C'était devenu une évidence : ce qu'on avait passé l'éternité à me présenter comme une chose "à dompter", "à surveiller", à "contenir", à "refouler", à scinder en petits morceaux pour mieux les repartir et les enterrer, était en fait exactement la chose qu'il me fallait laisser jaillir, bondir, se répandre de toute sa faiblesse et tout dévorer de sa force. Cette chose que je ne pouvais ni planifier ni connaître et qui bien sur me dépassait, je comprenais subitement que mon devoir n'était pas de l'apprivoiser, mais de la libérer enfin de son harnais d'acier et d'observer la puissance de son envahissement. L'observer dans sa course légendaire aux quartes vents, la langue pendante et l'haleine fétide, le poil durci d'avoir passé sa vie ou plutôt sa mort entière dans les caves de la peur et les prisons de la raison. Quelle erreur que d'avoir écouté les paroles grasses et fortes des défenseurs du cerebral alors que depuis tout ce temps mon ventre, mes tripes, mes émotions intestinales n'ont pas arrêté un instant de pousser un cri bien plus fin et bien plus ingénieux, ne désespérant pas d'être enfin entendu. Quelle bêtise, et quelle soumission que de les avoir laissé donner plus d'importance au cortex de mon crâne plutôt qu'a celui, pourtant non mon complexe et grouillant de neurones, de mon ventre se languissant. 
J'aurai pu rester ainsi longtemps coincée dans mon ignorance et ma souffrance de ne pas écouter le bon organe, si je n'avais pas rencontré le vieil homme.

Il se tenait debout sans aucune prétention et l'on voyait à travers lui les innombrables couches transparentes et solides de celui qui ne cache rien. Le monde organique s'inclinait respectueusement sur son passage tandis que le monde social lui tournait le dos. L'homme se tenait complètement ouvert. Tripes et organes à la vue de tous, rage et fureur sortant de ses yeux, sa bouche et ses oreilles, il n'avait pas honte. Il ne cherchait pas à retenir aucune des monstruausités qui lui sortaient du ventre, ni à mettre en avant aucune des petites parcelles de lumière qui le traversaient. Il savait bien sur que chacune des ses forces avait sa propre intelligence et ses propres pouvoirs.
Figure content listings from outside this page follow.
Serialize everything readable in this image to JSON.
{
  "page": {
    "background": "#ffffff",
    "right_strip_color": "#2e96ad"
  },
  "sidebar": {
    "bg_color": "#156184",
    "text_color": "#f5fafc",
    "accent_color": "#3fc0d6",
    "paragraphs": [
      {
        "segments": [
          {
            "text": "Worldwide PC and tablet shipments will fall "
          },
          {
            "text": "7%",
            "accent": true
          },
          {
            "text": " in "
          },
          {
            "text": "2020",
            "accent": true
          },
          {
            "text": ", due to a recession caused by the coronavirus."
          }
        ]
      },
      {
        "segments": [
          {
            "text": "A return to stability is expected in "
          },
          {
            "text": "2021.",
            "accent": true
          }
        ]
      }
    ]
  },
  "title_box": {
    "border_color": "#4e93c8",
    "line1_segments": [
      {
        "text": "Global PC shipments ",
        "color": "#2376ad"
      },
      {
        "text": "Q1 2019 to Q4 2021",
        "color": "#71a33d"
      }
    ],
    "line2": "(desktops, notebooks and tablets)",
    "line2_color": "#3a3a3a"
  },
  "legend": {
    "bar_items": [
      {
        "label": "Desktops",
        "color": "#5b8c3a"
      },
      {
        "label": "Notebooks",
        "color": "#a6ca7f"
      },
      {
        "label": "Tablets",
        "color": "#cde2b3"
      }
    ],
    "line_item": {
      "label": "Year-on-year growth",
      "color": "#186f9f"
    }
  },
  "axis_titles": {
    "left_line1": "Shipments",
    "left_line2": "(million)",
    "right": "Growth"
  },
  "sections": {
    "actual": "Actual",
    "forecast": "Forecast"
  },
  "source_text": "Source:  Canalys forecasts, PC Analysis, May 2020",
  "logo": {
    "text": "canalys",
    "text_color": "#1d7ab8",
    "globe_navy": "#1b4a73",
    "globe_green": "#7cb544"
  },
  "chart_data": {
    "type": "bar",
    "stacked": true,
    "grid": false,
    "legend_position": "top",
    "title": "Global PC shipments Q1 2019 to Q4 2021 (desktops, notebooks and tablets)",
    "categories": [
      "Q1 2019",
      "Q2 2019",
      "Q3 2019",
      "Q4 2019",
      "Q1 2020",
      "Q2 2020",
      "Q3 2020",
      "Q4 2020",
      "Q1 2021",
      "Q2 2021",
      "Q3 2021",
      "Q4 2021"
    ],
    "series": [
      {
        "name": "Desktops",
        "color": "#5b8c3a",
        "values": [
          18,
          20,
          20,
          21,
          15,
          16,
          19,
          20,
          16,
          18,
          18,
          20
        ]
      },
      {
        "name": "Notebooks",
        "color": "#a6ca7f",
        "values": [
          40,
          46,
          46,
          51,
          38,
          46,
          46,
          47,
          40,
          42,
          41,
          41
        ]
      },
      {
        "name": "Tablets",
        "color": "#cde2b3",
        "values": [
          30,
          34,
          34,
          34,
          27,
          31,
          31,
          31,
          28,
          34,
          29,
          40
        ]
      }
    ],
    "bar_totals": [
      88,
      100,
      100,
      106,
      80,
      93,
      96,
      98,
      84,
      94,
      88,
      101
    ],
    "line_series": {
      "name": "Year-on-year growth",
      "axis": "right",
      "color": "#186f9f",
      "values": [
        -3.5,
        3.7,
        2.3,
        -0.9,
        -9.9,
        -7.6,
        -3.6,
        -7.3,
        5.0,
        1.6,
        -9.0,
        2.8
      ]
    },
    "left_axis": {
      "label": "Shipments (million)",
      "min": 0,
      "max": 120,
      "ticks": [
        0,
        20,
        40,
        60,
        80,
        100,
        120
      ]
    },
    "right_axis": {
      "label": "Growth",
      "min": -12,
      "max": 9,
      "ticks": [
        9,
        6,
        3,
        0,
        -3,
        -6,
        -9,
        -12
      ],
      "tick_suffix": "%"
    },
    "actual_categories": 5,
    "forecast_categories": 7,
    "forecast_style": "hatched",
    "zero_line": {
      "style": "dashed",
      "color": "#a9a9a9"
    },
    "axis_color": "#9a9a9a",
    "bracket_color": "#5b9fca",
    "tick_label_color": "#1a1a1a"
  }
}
Son visage n'était déformé par aucun des sentiments que le monde avait tenté de lui enseigner : Aucune fierté, aucun regret, aucun manque de confiance lui froissant le menton, aucun égo déplacé lui relevant la tête. Il était, selon moi, l'homme qui avait accompli par l'intermédiaire du verbe, de la phrase et du feu, les progrès et les avancements les plus merveilleux et pourtant les plus simples qu'une âme humaine puisse accomplir durant sa petite existence.


Il avait trouvé dans les coins sombres de son ventre une bête colossale, ignoble et sublime, dont l'odeur putride avait fait fuir tous ses contemporains, et plutôt que de la fuir à son tour ou de masquer son existence comme la raison l'aurait voulu, il fit ce qu'il me semblait être l'acte le plus courageux qu'il soit : Il décida de lui faire confiance. C'est à dire qu'il n'écouta plus aucune des voix qui ne soit pas sortie directement du ventre de la bête, du ventre de son ventre. Il cessa enfin d'être l'enfant à qui on dit "tu ne dois pas", pour devenir l'enfant à qui on ne dit rien, et enfin s'accomplir en homme indicible, sans titre et sans harnais.